(Sakil. C.) Ağırlar. Kabalar. Çirkinler. Sözü sohbeti çekilmeyen kimseler.
SÜKARA
(Sekren. C.) Sarhoşlar.
SÜKAT
Yüksek yerden düşen nesne.
SÜKK
Meşhur bir Arap tabibin adı. * Ağzı ve dibi dar olan kuyu.
SÜKKÂN
(Sâkin. C.) İkamet edenler, oturanlar. * Gemi kuyruğu.
SÜKKÂN-I BELDE
Şehirde oturanlar. Şehir sâkinleri.
SÜKKÂN-I HÂNE
Evde oturanlar.
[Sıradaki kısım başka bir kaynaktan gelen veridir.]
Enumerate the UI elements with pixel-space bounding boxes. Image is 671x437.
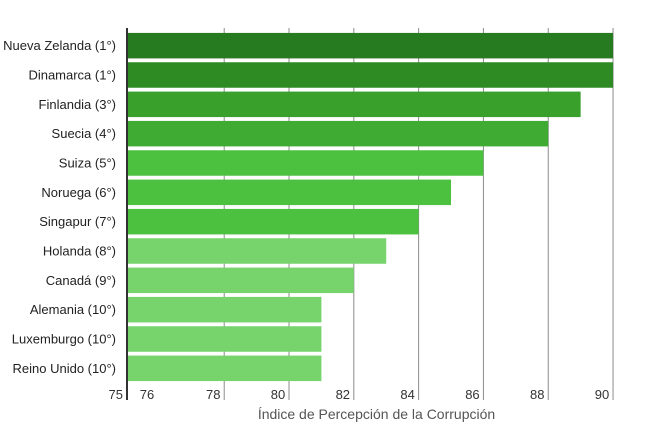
bar-10 bbox=[127, 296, 322, 323]
bars bbox=[127, 32, 614, 382]
category-label: Canadá (9°) bbox=[46, 273, 116, 288]
bar-3 bbox=[127, 91, 581, 118]
category-label: Alemania (10°) bbox=[30, 302, 116, 317]
category-label: Holanda (8°) bbox=[43, 244, 116, 259]
bar-9 bbox=[127, 267, 354, 294]
bar-8 bbox=[127, 238, 387, 264]
x-tick-label: 84 bbox=[400, 387, 414, 402]
category-label: Reino Unido (10°) bbox=[13, 361, 116, 376]
x-axis-label: Índice de Percepción de la Corrupción bbox=[258, 406, 495, 422]
category-label: Suecia (4°) bbox=[52, 126, 116, 141]
category-label: Noruega (6°) bbox=[41, 185, 116, 200]
x-tick-label: 80 bbox=[271, 387, 285, 402]
x-tick-label: 86 bbox=[465, 387, 479, 402]
category-label: Suiza (5°) bbox=[59, 156, 116, 171]
bar-11 bbox=[127, 326, 322, 352]
bar-7 bbox=[127, 208, 419, 235]
x-tick-label: 82 bbox=[336, 387, 350, 402]
category-label: Nueva Zelanda (1°) bbox=[3, 38, 116, 53]
category-label: Luxemburgo (10°) bbox=[12, 332, 116, 347]
bar-2 bbox=[127, 62, 614, 88]
category-labels: Nueva Zelanda (1°) Dinamarca (1°) Finlandi… bbox=[3, 38, 116, 376]
x-tick-label: 78 bbox=[206, 387, 220, 402]
category-label: Finlandia (3°) bbox=[39, 97, 116, 112]
bar-5 bbox=[127, 150, 484, 176]
bar-4 bbox=[127, 120, 549, 147]
x-tick-label: 75 bbox=[109, 387, 123, 402]
x-tick-label: 76 bbox=[140, 387, 154, 402]
x-tick-labels: 75 76 78 80 82 84 86 88 90 bbox=[109, 387, 610, 402]
x-tick-label: 88 bbox=[530, 387, 544, 402]
category-label: Dinamarca (1°) bbox=[28, 68, 116, 83]
bar-12 bbox=[127, 355, 322, 382]
bar-1 bbox=[127, 32, 614, 59]
category-label: Singapur (7°) bbox=[39, 214, 116, 229]
x-tick-label: 90 bbox=[595, 387, 609, 402]
bar-6 bbox=[127, 179, 452, 206]
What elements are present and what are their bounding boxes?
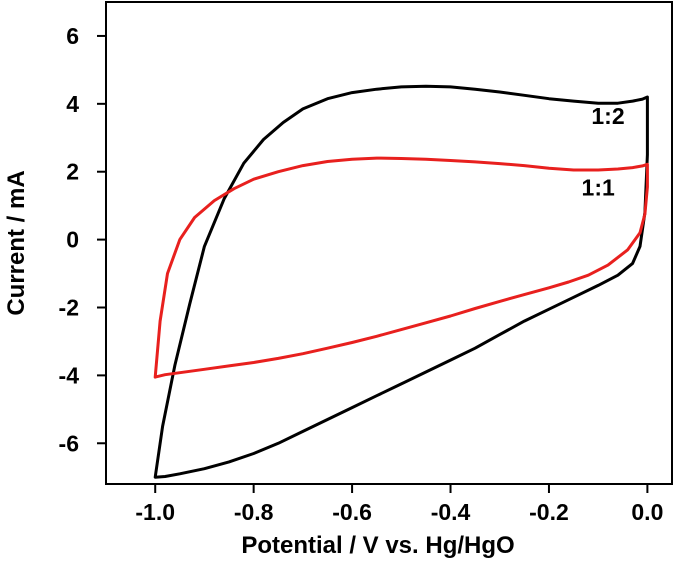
series-line-1: [153, 156, 649, 379]
y-tick-label: -4: [59, 362, 80, 388]
x-axis-label: Potential / V vs. Hg/HgO: [241, 532, 514, 559]
y-axis-ticks: -6 -4 -2 0 2 4 6: [59, 23, 106, 456]
annotation-layer: 1:2 1:1: [582, 103, 625, 200]
x-tick-label: -0.6: [332, 499, 372, 525]
x-axis-ticks: -1.0 -0.8 -0.6 -0.4 -0.2 0.0: [135, 484, 663, 525]
y-axis-label: Current / mA: [3, 170, 30, 315]
y-tick-label: -6: [59, 430, 79, 456]
y-tick-label: 0: [66, 227, 79, 253]
x-tick-label: -0.2: [529, 499, 569, 525]
y-tick-label: 2: [66, 159, 79, 185]
series-layer: [153, 84, 649, 479]
x-tick-label: -1.0: [135, 499, 175, 525]
x-tick-label: -0.8: [234, 499, 274, 525]
x-tick-label: 0.0: [631, 499, 663, 525]
series-annotation: 1:2: [591, 103, 624, 129]
series-line-0: [153, 84, 649, 479]
x-tick-label: -0.4: [431, 499, 471, 525]
y-tick-label: -2: [59, 294, 79, 320]
series-annotation: 1:1: [582, 174, 615, 200]
plot-frame: [105, 1, 673, 485]
y-tick-label: 4: [66, 91, 79, 117]
y-tick-label: 6: [66, 23, 79, 49]
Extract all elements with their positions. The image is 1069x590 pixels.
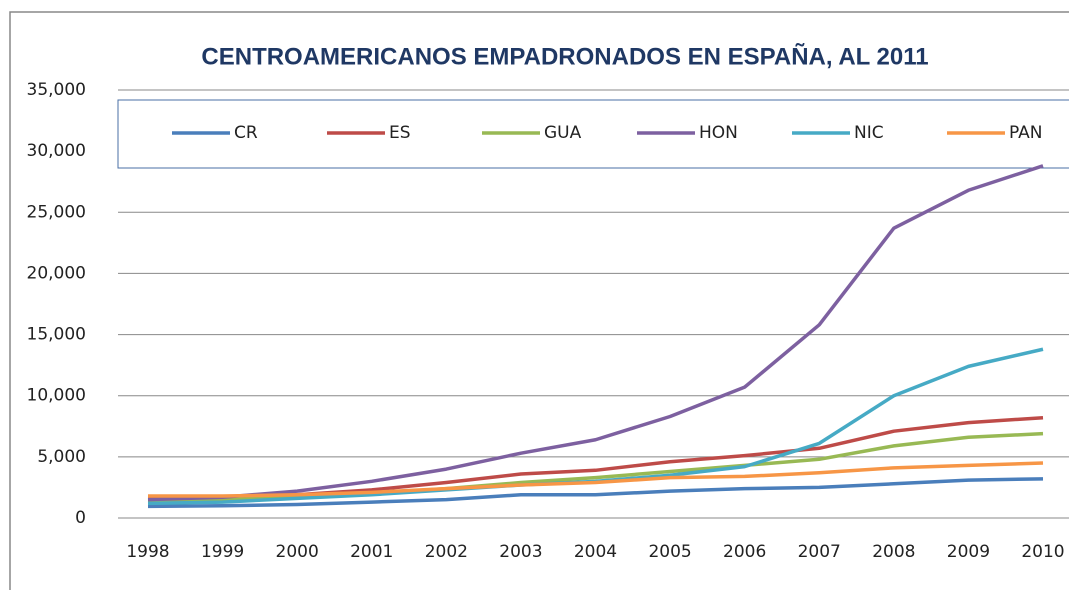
x-tick-label: 2002 [425,542,468,562]
x-tick-label: 2009 [947,542,990,562]
line-series [147,164,1044,502]
line-series [147,477,1044,509]
legend-label: NIC [854,123,884,143]
x-tick-label: 2006 [723,542,766,562]
y-tick-label: 30,000 [27,141,86,161]
x-tick-label: 1998 [126,542,169,562]
x-tick-label: 1999 [201,542,244,562]
legend-box [117,99,1069,169]
y-tick-label: 35,000 [27,80,86,100]
y-tick-label: 5,000 [37,447,86,467]
chart-title: CENTROAMERICANOS EMPADRONADOS EN ESPAÑA,… [201,42,928,70]
legend-label: PAN [1009,123,1043,143]
x-tick-label: 2003 [499,542,542,562]
y-tick-label: 25,000 [27,202,86,222]
legend-label: CR [234,123,258,143]
y-tick-label: 15,000 [27,325,86,345]
x-tick-label: 2005 [648,542,691,562]
legend-label: GUA [544,123,582,143]
x-tick-label: 2010 [1021,542,1064,562]
y-tick-label: 0 [75,508,86,528]
legend-label: ES [389,123,411,143]
x-tick-label: 2004 [574,542,617,562]
x-tick-label: 2008 [872,542,915,562]
legend-label: HON [699,123,738,143]
y-tick-label: 20,000 [27,263,86,283]
x-tick-label: 2001 [350,542,393,562]
line-series [148,461,1044,498]
x-tick-label: 2000 [276,542,319,562]
y-tick-label: 10,000 [27,386,86,406]
x-tick-label: 2007 [798,542,841,562]
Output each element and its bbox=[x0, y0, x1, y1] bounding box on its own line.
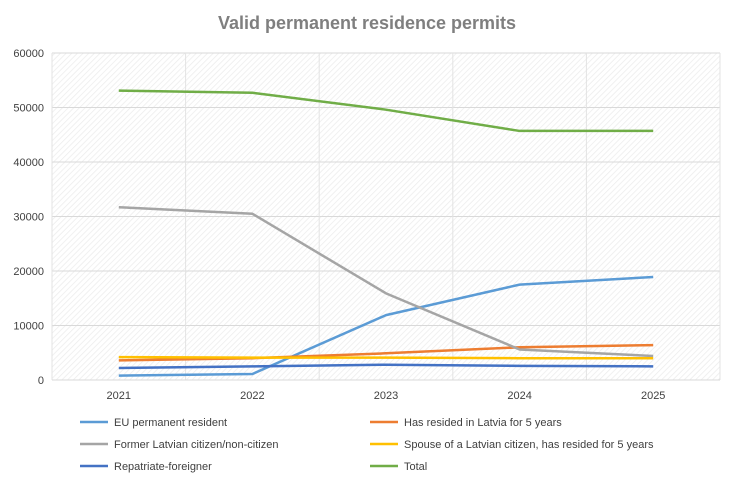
legend-label: Has resided in Latvia for 5 years bbox=[404, 417, 562, 429]
legend-label: EU permanent resident bbox=[114, 417, 227, 429]
x-tick-label: 2025 bbox=[641, 390, 665, 402]
legend-label: Spouse of a Latvian citizen, has resided… bbox=[404, 439, 654, 451]
y-tick-label: 50000 bbox=[13, 103, 44, 115]
x-tick-label: 2023 bbox=[374, 390, 398, 402]
y-tick-label: 10000 bbox=[13, 321, 44, 333]
y-tick-label: 20000 bbox=[13, 266, 44, 278]
y-tick-label: 30000 bbox=[13, 212, 44, 224]
y-tick-label: 40000 bbox=[13, 157, 44, 169]
x-tick-label: 2024 bbox=[507, 390, 531, 402]
y-tick-label: 0 bbox=[38, 375, 44, 387]
y-tick-label: 60000 bbox=[13, 48, 44, 60]
legend-label: Total bbox=[404, 461, 427, 473]
legend-label: Former Latvian citizen/non-citizen bbox=[114, 439, 278, 451]
chart-title: Valid permanent residence permits bbox=[218, 13, 516, 33]
x-tick-label: 2022 bbox=[240, 390, 264, 402]
legend-label: Repatriate-foreigner bbox=[114, 461, 212, 473]
x-tick-label: 2021 bbox=[107, 390, 131, 402]
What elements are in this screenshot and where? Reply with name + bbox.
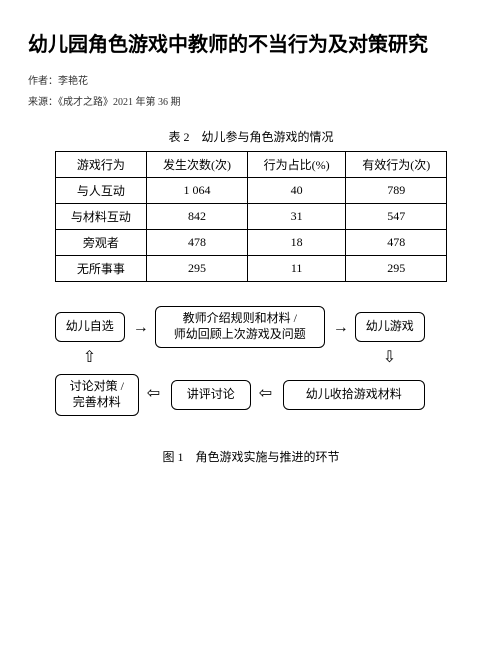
table-cell: 478: [346, 230, 447, 256]
table-row: 与材料互动 842 31 547: [55, 204, 446, 230]
table-row: 无所事事 295 11 295: [55, 256, 446, 282]
table-cell: 与人互动: [55, 178, 146, 204]
flow-box-review: 讲评讨论: [171, 380, 251, 410]
table-cell: 旁观者: [55, 230, 146, 256]
table-row: 旁观者 478 18 478: [55, 230, 446, 256]
table-cell: 842: [147, 204, 248, 230]
arrow-icon: →: [333, 320, 349, 336]
table-header-cell: 发生次数(次): [147, 152, 248, 178]
table-header-cell: 游戏行为: [55, 152, 146, 178]
table-cell: 789: [346, 178, 447, 204]
flow-box-children-play: 幼儿游戏: [355, 312, 425, 342]
data-table: 游戏行为 发生次数(次) 行为占比(%) 有效行为(次) 与人互动 1 064 …: [55, 151, 447, 282]
table-cell: 547: [346, 204, 447, 230]
table-cell: 31: [247, 204, 345, 230]
author-line: 作者：李艳花: [28, 72, 474, 87]
table-row: 与人互动 1 064 40 789: [55, 178, 446, 204]
arrow-down-icon: ⇩: [383, 350, 396, 366]
table-cell: 11: [247, 256, 345, 282]
table-header-cell: 有效行为(次): [346, 152, 447, 178]
table-cell: 与材料互动: [55, 204, 146, 230]
table-cell: 无所事事: [55, 256, 146, 282]
table-header-row: 游戏行为 发生次数(次) 行为占比(%) 有效行为(次): [55, 152, 446, 178]
page-title: 幼儿园角色游戏中教师的不当行为及对策研究: [28, 30, 474, 60]
table-cell: 478: [147, 230, 248, 256]
table-cell: 295: [346, 256, 447, 282]
flow-box-teacher-intro: 教师介绍规则和材料 / 师幼回顾上次游戏及问题: [155, 306, 325, 348]
arrow-left-icon: ⇦: [147, 386, 160, 402]
flow-box-discuss-improve: 讨论对策 / 完善材料: [55, 374, 139, 416]
figure-caption: 图 1 角色游戏实施与推进的环节: [28, 448, 474, 465]
table-header-cell: 行为占比(%): [247, 152, 345, 178]
flow-box-cleanup: 幼儿收拾游戏材料: [283, 380, 425, 410]
source-line: 来源：《成才之路》2021 年第 36 期: [28, 93, 474, 108]
flowchart: 幼儿自选 → 教师介绍规则和材料 / 师幼回顾上次游戏及问题 → 幼儿游戏 ⇩ …: [55, 302, 447, 442]
arrow-icon: →: [133, 320, 149, 336]
table-cell: 40: [247, 178, 345, 204]
table-cell: 1 064: [147, 178, 248, 204]
arrow-up-icon: ⇧: [83, 350, 96, 366]
arrow-left-icon: ⇦: [259, 386, 272, 402]
flow-box-self-select: 幼儿自选: [55, 312, 125, 342]
table-cell: 18: [247, 230, 345, 256]
table-caption: 表 2 幼儿参与角色游戏的情况: [28, 128, 474, 145]
table-cell: 295: [147, 256, 248, 282]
Hâne sâkinleri.
SÜKKER
şeker.
SÜKKERÎ
şekerden yapılma tatlı. * Şekerle alâkalı.
SÜKL
Kadının çocuğunu kaybetmesi.
SÜKN
Yolun ortası.
SÜKNA
Oturacak yer. Mesken.
SÜKNE
Kuş sürüsü. * Boyna takılan heykel ve halka. Boyna vurulan demir.
SÜKTE
Çocukları avutup susturmada kullanılan şey.
SÜKUB
Yetişmek.
SÜKUB
(Sekub) Kendi kendine dökülen su. Suyun dökülmesi.
SÜKUB
(Sakb. C.) Delikler.
SÜKUK
(Bak: Sukuk)
SÜKUL (SÂKİL)
Evlâdı ölüp yalnız kalan kadın.
SÜKÛN
Durgunluk. Sâkin olmak. Hareketsizlik. * Dinmek, kesilmek. * Gr: Bir harfin (a,e,i,o) okunmayıp yalnız ses vermesi, harfin harekesiz olarak kendi sesi ile okunması. (Bak: Cezm)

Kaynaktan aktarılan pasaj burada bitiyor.